Ils s'engagent à mettre en œuvre toutes les dispositions des Accords d'Ohrid de Bruxelles, y compris l'Association. La question est, pourquoi ont-ils besoin de résoudre la mise en œuvre de cet accord jusqu'ici et de dire que nous ne l'appliquons pas une fois.
- Oui. Les dirigeants institutionnels s'engagent à respecter “l'indépendance du pouvoir judiciaire et à abandonner les excès de <x1-cycrytisme contre le pouvoir judiciaire”. Cela signifie que ces hommes s'engagent à renoncer à quelque chose qu'ils ont appliqué jusqu'ici.
Il est dit que nous nous abstiendrons d'utiliser la police spéciale dans le nord du Kosovo pour des tâches de police ordinaires et de veiller à ce qu'elle ne soit disloquée que dans le cas de”, ce qui laisse entendre qu'à ce jour, ils n'ont pas appliqué cette norme qui a été si souvent demandée par nos alliés.
Dédié aux expropriations au nord; Pour la protection des biens de l'Église orthodoxe serbe; Pour l'intégration des minorités; Pour leurs langues, leurs manuels scolaires... etc.

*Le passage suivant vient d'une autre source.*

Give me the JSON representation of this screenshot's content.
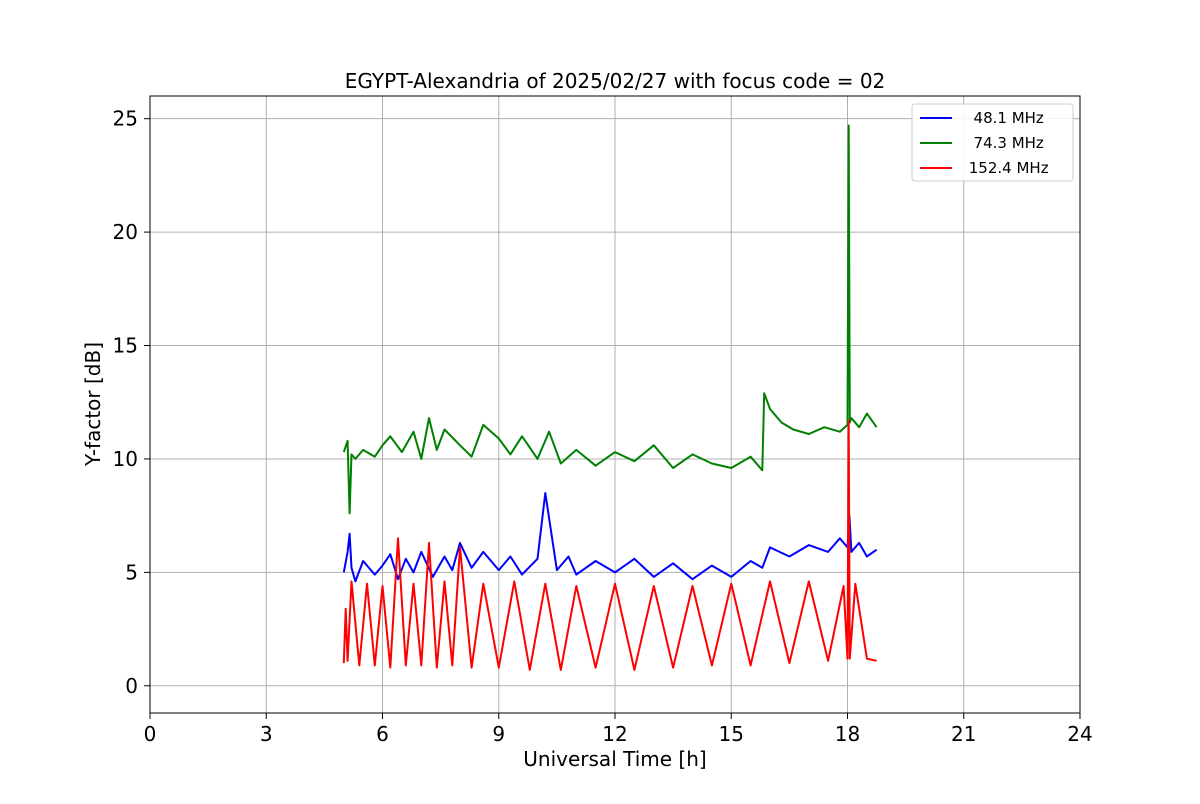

L'adhésion du Kosovo au Conseil de l'Europe est un événement majeur et un pas important vers l'intégration de l'UE, et peut-être la lettre d'engagements à Bakoyannis est incluse dans ce contexte, mais il est surprenant de constater que les dirigeants institutionnels du Kosovo ont jusqu'à présent ignoré les mêmes exigences des niveaux très élevés des États-Unis et de l'UE, et c'est pourquoi nous sommes tous les deux sous sanctions aujourd'hui, même dans des relations très tendues avec l'UE et contraints de répéter les élections dans le nord, et de traiter le dinar, même dans la pire position possible dans le processus de dialogue avec la Serbie.